Table 8 Constants of the proposed model obtained from the GLPC fitting

Table 9 shows the results for the gas allocation optimization for different wells of the oil field at different oil flow rates. The Qo/Qg ratio in the table indicates the number of standard barrels of oil produced per injection of every one million cubic feet of the standard gas. As it was expected, in the optimal scenario (the minimum required gas), a higher number of standard barrels of oil can be produced per injection of every one million cubic feet of gas than the worst scenario (the maximum required gas). Figure 7 also shows the surplus oil rate produced in the optimal scenario (the minimum required gas) compared to the worst possible scenario (the maximum required gas). As it can be seen, the closer the targeted oil production rates to the maximum oil production rate in the gas lift process (1937.257 STB/D), the surplus oil producible through the optimization can be reduced. Therefore, it can be suggested that in lower oil production targets, the optimization is more important and generates more extra oil.

Table 9 Gas allocation optimization for wells of the field at different oil flow rates
Fig. 7
figure 7

Surplus oil rate produced in the optimal scenario (the minimum required gas) compared to the worst possible scenario (the maximum required gas)

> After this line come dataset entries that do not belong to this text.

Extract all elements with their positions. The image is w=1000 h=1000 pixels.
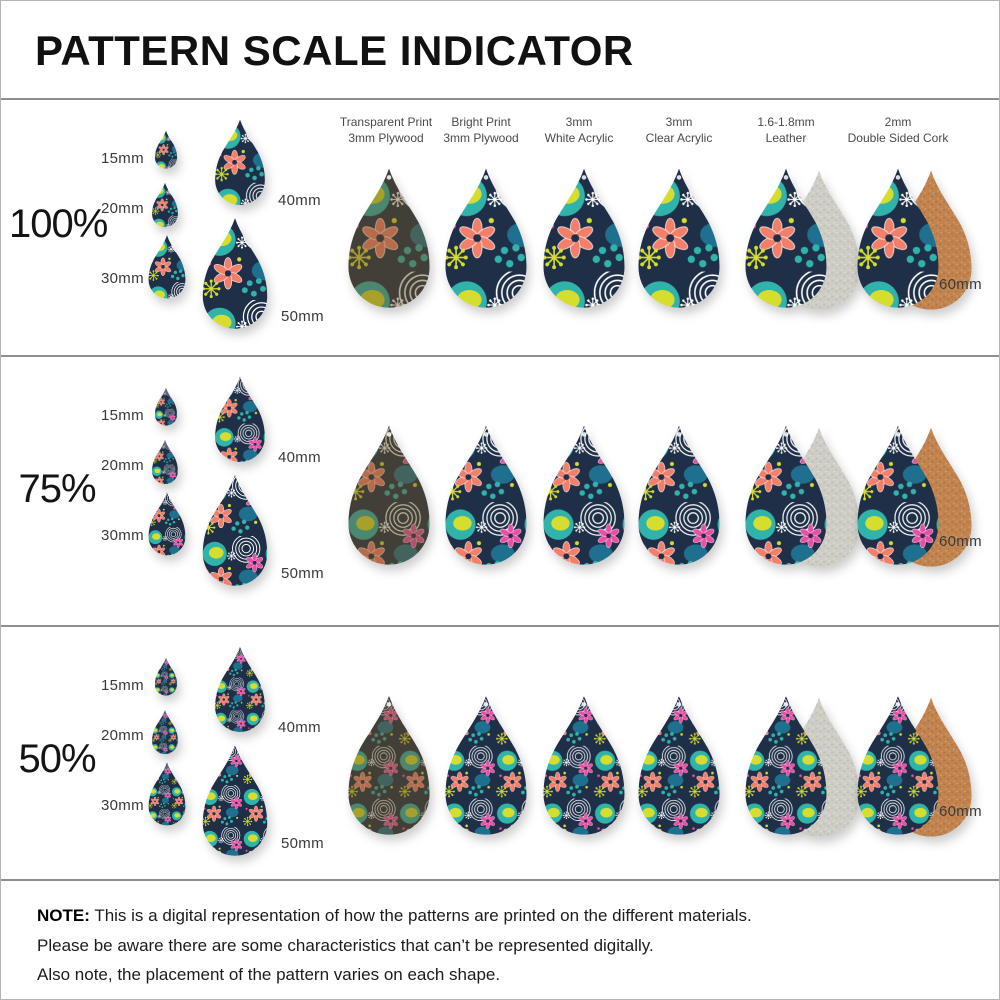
teardrop-75-40mm <box>213 375 267 464</box>
material-header-line: Double Sided Cork <box>847 131 949 146</box>
size-label-60mm: 60mm <box>939 803 982 820</box>
scale-row-50: 50% 15mm 20mm 30mm 40mm 50mm 60mm <box>1 627 999 881</box>
material-header-cork: 2mm Double Sided Cork <box>823 114 973 146</box>
teardrop-75-bright-plywood <box>442 423 530 568</box>
size-label-40mm: 40mm <box>278 719 321 736</box>
size-label-30mm: 30mm <box>101 270 144 287</box>
teardrop-100-50mm <box>200 216 270 332</box>
note-label: NOTE: <box>37 906 90 925</box>
material-header-line: 2mm <box>884 115 912 129</box>
material-header-line: Transparent Print <box>339 115 433 129</box>
teardrop-100-20mm <box>151 182 179 228</box>
material-header-line: White Acrylic <box>544 131 614 146</box>
size-label-50mm: 50mm <box>281 835 324 852</box>
material-header-line: 3mm <box>665 115 693 129</box>
teardrop-100-40mm <box>213 118 267 207</box>
scale-label-75: 75% <box>18 467 96 511</box>
size-label-20mm: 20mm <box>101 457 144 474</box>
teardrop-75-cork <box>854 423 975 568</box>
size-label-60mm: 60mm <box>939 276 982 293</box>
teardrop-75-30mm <box>147 491 187 557</box>
teardrop-50-bright-plywood <box>442 693 530 838</box>
teardrop-50-cork <box>854 693 975 838</box>
material-header-line: 3mm <box>565 115 593 129</box>
material-header-white-acrylic: 3mm White Acrylic <box>504 114 654 146</box>
material-header-line: 1.6-1.8mm <box>757 115 815 129</box>
teardrop-75-clear-acrylic <box>635 423 723 568</box>
material-header-line: Leather <box>765 131 807 146</box>
note-line-2: Please be aware there are some character… <box>37 935 654 955</box>
size-label-30mm: 30mm <box>101 797 144 814</box>
size-label-50mm: 50mm <box>281 308 324 325</box>
teardrop-75-20mm <box>151 439 179 485</box>
scale-label-50: 50% <box>18 737 96 781</box>
teardrop-50-leather <box>742 693 863 838</box>
size-label-30mm: 30mm <box>101 527 144 544</box>
size-label-15mm: 15mm <box>101 677 144 694</box>
material-header-transparent-plywood: Transparent Print 3mm Plywood <box>311 114 461 146</box>
teardrop-50-transparent-plywood <box>345 693 433 838</box>
size-label-50mm: 50mm <box>281 565 324 582</box>
teardrop-100-leather <box>742 166 863 311</box>
material-header-line: 3mm Plywood <box>443 131 519 146</box>
teardrop-50-clear-acrylic <box>635 693 723 838</box>
teardrop-100-clear-acrylic <box>635 166 723 311</box>
material-header-bright-plywood: Bright Print 3mm Plywood <box>406 114 556 146</box>
note-line-3: Also note, the placement of the pattern … <box>37 965 501 985</box>
teardrop-75-15mm <box>154 387 178 427</box>
material-header-clear-acrylic: 3mm Clear Acrylic <box>604 114 754 146</box>
teardrop-100-30mm <box>147 234 187 300</box>
material-header-line: Bright Print <box>451 115 511 129</box>
size-label-20mm: 20mm <box>101 200 144 217</box>
note-section: NOTE: This is a digital representation o… <box>1 881 999 988</box>
material-header-leather: 1.6-1.8mm Leather <box>711 114 861 146</box>
size-label-20mm: 20mm <box>101 727 144 744</box>
teardrop-100-white-acrylic <box>540 166 628 311</box>
teardrop-75-50mm <box>200 473 270 589</box>
teardrop-75-white-acrylic <box>540 423 628 568</box>
teardrop-50-50mm <box>200 743 270 859</box>
teardrop-75-leather <box>742 423 863 568</box>
title-bar: PATTERN SCALE INDICATOR <box>1 1 999 100</box>
note-text-1: This is a digital representation of how … <box>94 906 752 925</box>
teardrop-50-30mm <box>147 761 187 827</box>
scale-row-100: 100% Transparent Print 3mm Plywood Brigh… <box>1 100 999 357</box>
teardrop-75-transparent-plywood <box>345 423 433 568</box>
size-label-15mm: 15mm <box>101 407 144 424</box>
size-label-60mm: 60mm <box>939 533 982 550</box>
size-label-15mm: 15mm <box>101 150 144 167</box>
scale-row-75: 75% 15mm 20mm 30mm 40mm 50mm 60mm <box>1 357 999 627</box>
page-title: PATTERN SCALE INDICATOR <box>35 27 634 74</box>
material-header-line: 3mm Plywood <box>348 131 424 146</box>
note-line-1: NOTE: This is a digital representation o… <box>37 904 963 929</box>
teardrop-50-40mm <box>213 645 267 734</box>
size-label-40mm: 40mm <box>278 192 321 209</box>
teardrop-100-cork <box>854 166 975 311</box>
teardrop-50-15mm <box>154 657 178 697</box>
teardrop-50-white-acrylic <box>540 693 628 838</box>
teardrop-100-15mm <box>154 130 178 170</box>
material-header-line: Clear Acrylic <box>645 131 713 146</box>
size-label-40mm: 40mm <box>278 449 321 466</box>
teardrop-50-20mm <box>151 709 179 755</box>
scale-label-100: 100% <box>9 202 108 246</box>
teardrop-100-bright-plywood <box>442 166 530 311</box>
teardrop-100-transparent-plywood <box>345 166 433 311</box>
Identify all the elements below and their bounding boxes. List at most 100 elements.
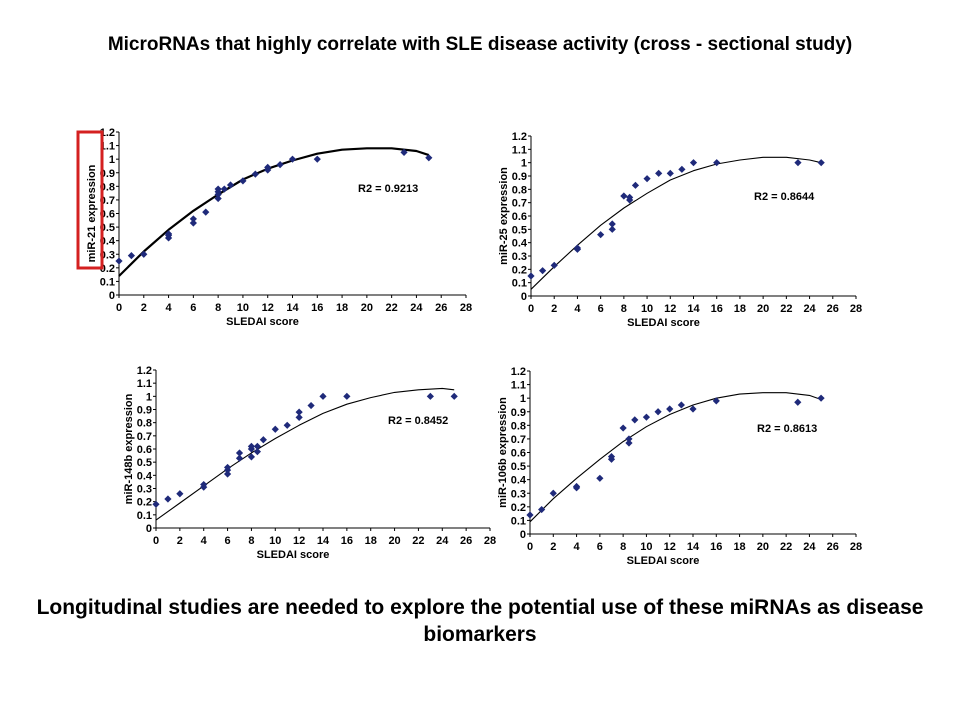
y-tick-label: 0.5 [512,224,527,236]
data-point [573,244,582,252]
data-point [654,408,662,416]
data-point [794,398,802,406]
x-tick-label: 14 [286,302,299,314]
data-point [689,159,698,167]
y-tick-label: 0 [109,290,115,302]
data-point [276,161,284,169]
y-axis-label: miR-148b expression [123,393,135,504]
data-point [655,169,663,177]
y-tick-label: 0.4 [137,470,153,482]
data-point [235,454,244,462]
data-point [607,452,616,461]
x-tick-label: 16 [711,303,723,315]
x-tick-label: 22 [780,303,792,315]
x-tick-label: 28 [850,541,862,553]
data-point [689,405,697,413]
x-tick-label: 8 [248,535,254,547]
x-tick-label: 18 [733,541,745,553]
data-point [625,439,633,447]
data-point [608,225,616,233]
x-tick-label: 16 [710,541,722,553]
x-tick-label: 26 [460,535,472,547]
r-squared-label: R2 = 0.8644 [754,191,815,203]
data-point [202,208,210,216]
x-tick-label: 18 [365,535,377,547]
data-point [223,463,232,472]
x-tick-label: 0 [116,302,122,314]
data-point [127,252,135,260]
data-point [666,405,674,413]
data-point [620,192,628,200]
data-point [619,424,627,432]
y-tick-label: 1 [520,393,526,405]
x-tick-label: 24 [803,303,816,315]
x-tick-label: 14 [317,535,330,547]
x-tick-label: 6 [225,535,231,547]
y-tick-label: 0.8 [512,184,527,196]
data-point [220,185,228,193]
y-tick-label: 0.6 [512,211,527,223]
y-tick-label: 0.3 [512,251,527,263]
data-point [247,442,256,450]
y-tick-label: 1.2 [100,127,115,139]
x-tick-label: 22 [386,302,398,314]
x-tick-label: 14 [687,303,700,315]
trend-curve [530,156,822,290]
x-tick-label: 4 [201,535,208,547]
x-axis-label: SLEDAI score [627,317,700,329]
x-tick-label: 0 [527,541,533,553]
data-point [200,480,208,489]
x-tick-label: 10 [640,541,652,553]
data-point [596,474,604,482]
x-tick-label: 18 [336,302,348,314]
x-tick-label: 12 [664,303,676,315]
highlight-box [76,130,104,270]
y-tick-label: 0.1 [100,276,115,288]
y-tick-label: 1.1 [137,378,152,390]
data-point [271,425,279,433]
data-point [538,505,546,514]
data-point [319,392,327,400]
x-tick-label: 20 [388,535,400,547]
x-tick-label: 2 [177,535,183,547]
data-point [527,272,535,280]
x-tick-label: 8 [620,541,626,553]
y-tick-label: 0.9 [511,407,526,419]
footer-text: Longitudinal studies are needed to explo… [36,596,924,646]
data-point [140,250,148,258]
x-tick-label: 14 [687,541,700,553]
r-squared-label: R2 = 0.8452 [388,415,448,427]
y-tick-label: 0.6 [137,444,152,456]
data-point [425,154,433,162]
y-axis-label: miR-25 expression [498,167,510,265]
y-tick-label: 0.7 [511,434,526,446]
y-tick-label: 1.2 [511,366,526,378]
x-tick-label: 20 [757,303,769,315]
y-tick-label: 0.8 [100,181,115,193]
data-point [678,165,686,173]
data-point [176,490,184,498]
data-point [259,436,267,444]
data-point [253,448,261,456]
data-point [295,413,303,421]
data-point [307,401,315,410]
chart-4: 00.10.20.30.40.50.60.70.80.911.11.20 2 4 6 8… [497,366,862,567]
x-tick-label: 4 [166,302,173,314]
x-tick-label: 10 [641,303,653,315]
y-tick-label: 1 [109,154,115,166]
x-tick-label: 22 [412,535,424,547]
r-squared-label: R2 = 0.8613 [757,423,817,435]
y-tick-label: 0.5 [511,461,526,473]
data-point [631,416,639,424]
data-point [189,219,197,227]
y-tick-label: 0.5 [100,222,115,234]
data-point [288,155,297,163]
y-tick-label: 0.4 [100,236,116,248]
data-point [264,163,272,171]
data-point [677,401,685,409]
x-tick-label: 2 [550,541,556,553]
y-tick-label: 1.2 [137,365,152,377]
x-tick-label: 22 [780,541,792,553]
data-point [235,449,244,457]
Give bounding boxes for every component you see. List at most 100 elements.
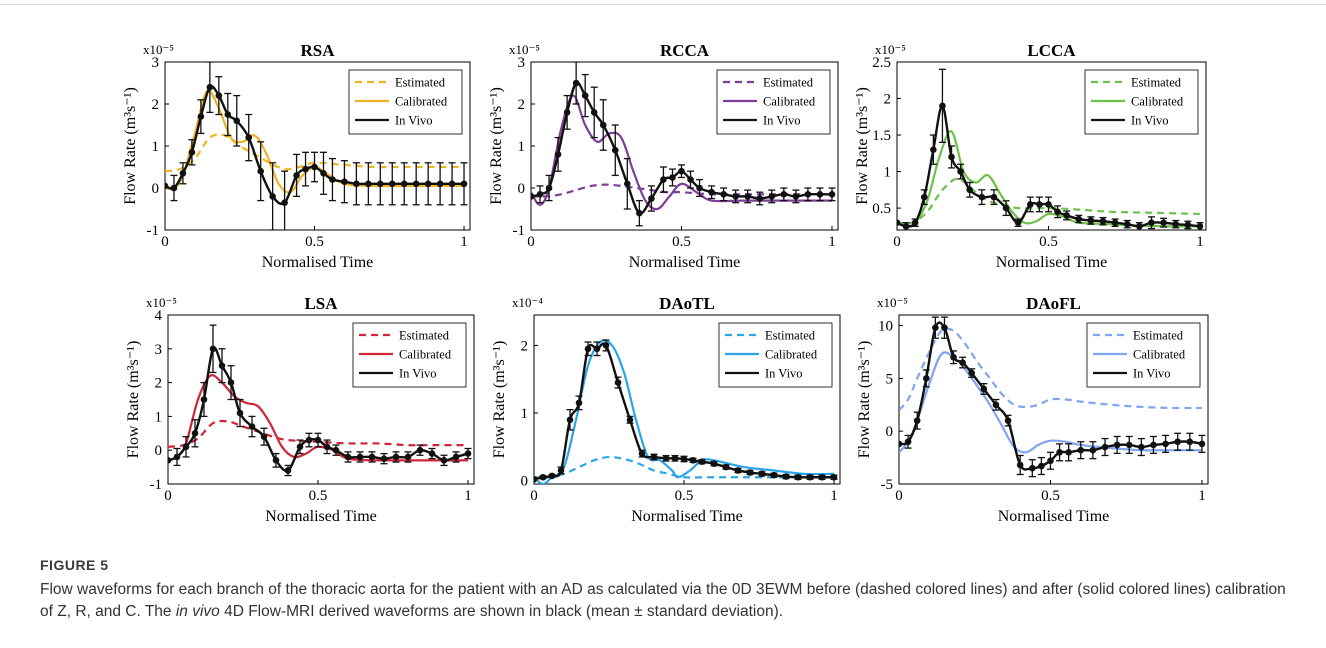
chart-title: RCCA [660, 41, 710, 60]
chart-panel-lcca: 0 0.5 10.511.522.5LCCAx10⁻⁵Normalised Time… [854, 41, 1206, 271]
y-axis-label: Flow Rate (m³s⁻¹) [488, 87, 505, 205]
y-tick-label: 2 [518, 97, 526, 113]
data-point [1015, 219, 1022, 226]
y-axis-label: Flow Rate (m³s⁻¹) [122, 87, 139, 205]
data-point [829, 191, 836, 198]
chart-panel-lsa: 0 0.5 1-101234LSAx10⁻⁵Normalised TimeFlow … [125, 294, 474, 525]
data-point [957, 168, 964, 175]
legend-label: Estimated [399, 329, 450, 343]
data-point [1138, 444, 1145, 451]
data-point [1047, 457, 1054, 464]
caption-italic: in vivo [176, 603, 220, 620]
data-point [805, 191, 812, 198]
y-axis-label: Flow Rate (m³s⁻¹) [125, 341, 142, 459]
y-tick-label: 3 [155, 342, 163, 358]
data-point [324, 444, 331, 451]
data-point [639, 450, 646, 457]
data-point [564, 109, 571, 116]
data-point [320, 170, 327, 177]
legend-label: Estimated [1133, 329, 1184, 343]
data-point [425, 181, 432, 188]
data-point [651, 454, 658, 461]
data-point [341, 178, 348, 185]
data-point [273, 457, 280, 464]
data-point [1045, 201, 1052, 208]
data-point [1027, 201, 1034, 208]
data-point [1197, 223, 1204, 230]
x-tick-label: 0 [161, 234, 169, 250]
data-point [1100, 218, 1107, 225]
y-tick-label: 3 [518, 55, 526, 71]
data-point [1038, 463, 1045, 470]
data-point [1056, 449, 1063, 456]
data-point [711, 460, 718, 467]
data-point [261, 433, 268, 440]
data-point [413, 181, 420, 188]
data-point [914, 417, 921, 424]
y-tick-label: 5 [886, 371, 894, 387]
legend-label: In Vivo [399, 367, 437, 381]
data-point [1065, 449, 1072, 456]
data-point [1174, 438, 1181, 445]
data-point [744, 193, 751, 200]
legend-label: Estimated [395, 76, 446, 90]
y-multiplier: x10⁻⁵ [143, 42, 174, 57]
data-point [302, 166, 309, 173]
data-point [345, 454, 352, 461]
data-point [357, 454, 364, 461]
data-point [540, 474, 547, 481]
data-point [968, 370, 975, 377]
legend: Estimated Calibrated In Vivo [1085, 70, 1198, 134]
data-point [198, 113, 205, 120]
x-tick-label: 0 [893, 234, 901, 250]
data-point [1160, 219, 1167, 226]
data-point [615, 379, 622, 386]
y-tick-label: 2 [152, 97, 160, 113]
data-point [201, 396, 208, 403]
data-point [558, 467, 565, 474]
x-tick-label: 1 [1198, 488, 1206, 504]
data-point [1187, 438, 1194, 445]
data-point [1005, 417, 1012, 424]
x-tick-label: 0 [530, 488, 538, 504]
y-axis-label: Flow Rate (m³s⁻¹) [491, 341, 508, 459]
data-point [162, 183, 169, 190]
data-point [981, 386, 988, 393]
data-point [979, 194, 986, 201]
data-point [912, 219, 919, 226]
data-point [1126, 442, 1133, 449]
data-point [216, 92, 223, 99]
data-point [921, 194, 928, 201]
legend-label: Calibrated [1133, 348, 1186, 362]
legend-label: Calibrated [399, 348, 452, 362]
data-point [950, 354, 957, 361]
data-point [269, 193, 276, 200]
data-point [537, 191, 544, 198]
caption-part-2: 4D Flow-MRI derived waveforms are shown … [220, 603, 783, 620]
data-point [1029, 465, 1036, 472]
y-tick-label: 2 [884, 92, 892, 108]
data-point [708, 189, 715, 196]
x-axis-label: Normalised Time [262, 254, 374, 271]
y-tick-label: 1 [521, 406, 529, 422]
data-point [207, 84, 214, 91]
data-point [747, 469, 754, 476]
y-axis-label: Flow Rate (m³s⁻¹) [856, 341, 873, 459]
data-point [1102, 444, 1109, 451]
y-tick-label: 2.5 [872, 55, 891, 71]
data-point [1063, 212, 1070, 219]
data-point [699, 458, 706, 465]
data-point [759, 471, 766, 478]
figure-label: FIGURE 5 [40, 557, 1290, 573]
chart-title: DAoTL [659, 294, 715, 313]
data-point [923, 375, 930, 382]
data-point [1162, 441, 1169, 448]
data-point [377, 181, 384, 188]
y-tick-label: -1 [147, 223, 160, 239]
data-point [546, 185, 553, 192]
data-point [210, 346, 217, 353]
data-point [1114, 442, 1121, 449]
data-point [1054, 208, 1061, 215]
data-point [183, 444, 190, 451]
x-axis-label: Normalised Time [265, 508, 377, 525]
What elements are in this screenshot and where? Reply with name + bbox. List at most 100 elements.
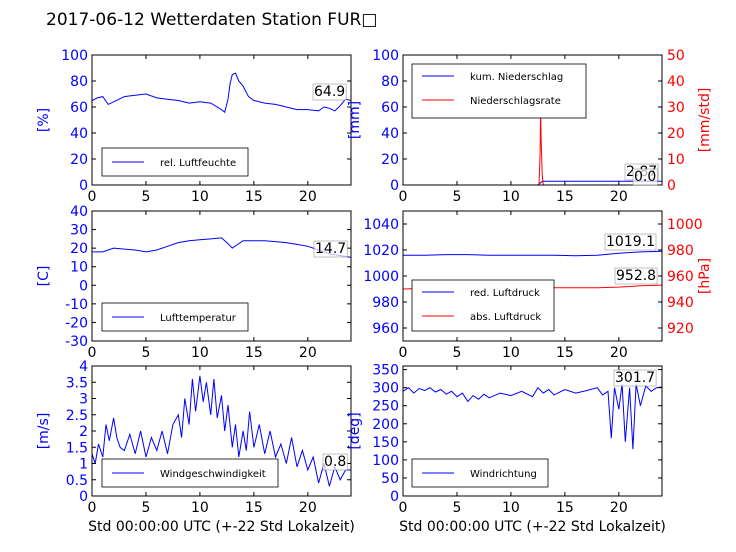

In addition to the gas lift, the method used in this paper can be used in improving steam allocation management in thermal enhanced oil recovery methods such as SAGD. One of the challenges in these methods is excessive water production which is due to an improper steam injection plan. Thus, for a given volume of steam, steam allocation between wells should be managed in a manner to delay the water breakthrough in producer wells and, as a result, improves sweep efficiency and increases the oil recovery.

Conclusion

  1. 1.

    In the gas lift process modeling, the correlation proposed by Behjoomanesh et al. (2015), despite the high precision, cannot be applied to all wells because firstly, in some wells, convergence requires limiting the variations of constant coefficients, and secondly, the oil production rates in some oil wells are overestimated or underestimated

  2. 2.

    The model proposed in this study, despite the reduction of a constant compared to the model presented by Behjoomanesh et al. (2015), has a higher fitting accuracy and is also free from the limitations of the mentioned model. Reducing a constant coefficient in this model will increase the speed of optimization. Also, the correlation proposed in this study is more accurate than the Hamedi et al. (2011) and Alarcon et al. (2002).correlations.

  3. 3.

    The GA algorithm is highly dependent on population and is trapped in low populations at local optimum points, while the water cycle and PSO algorithms are not so population dependent and have good repeatability.

  4. 4.

    In terms of the convergence rate, the water cycle algorithm has a much better performance than the PSO and GA algorithms. In high populations, the performance of the PSO and GA algorithms is reduced significantly in terms of speed. The PSO algorithm converges to the optimal response faster than the GA algorithm in a smaller population and more rapidly.

  5. 5.

    In optimization problems that aim to produce a predetermined amount of oil, the closer the targeted oil production rates to the maximum oil production rate in the gas lift process, the surplus oil producible through the optimization can be reduced. As a result, in lower oil production targets, the optimization is more important and generates more extra oil.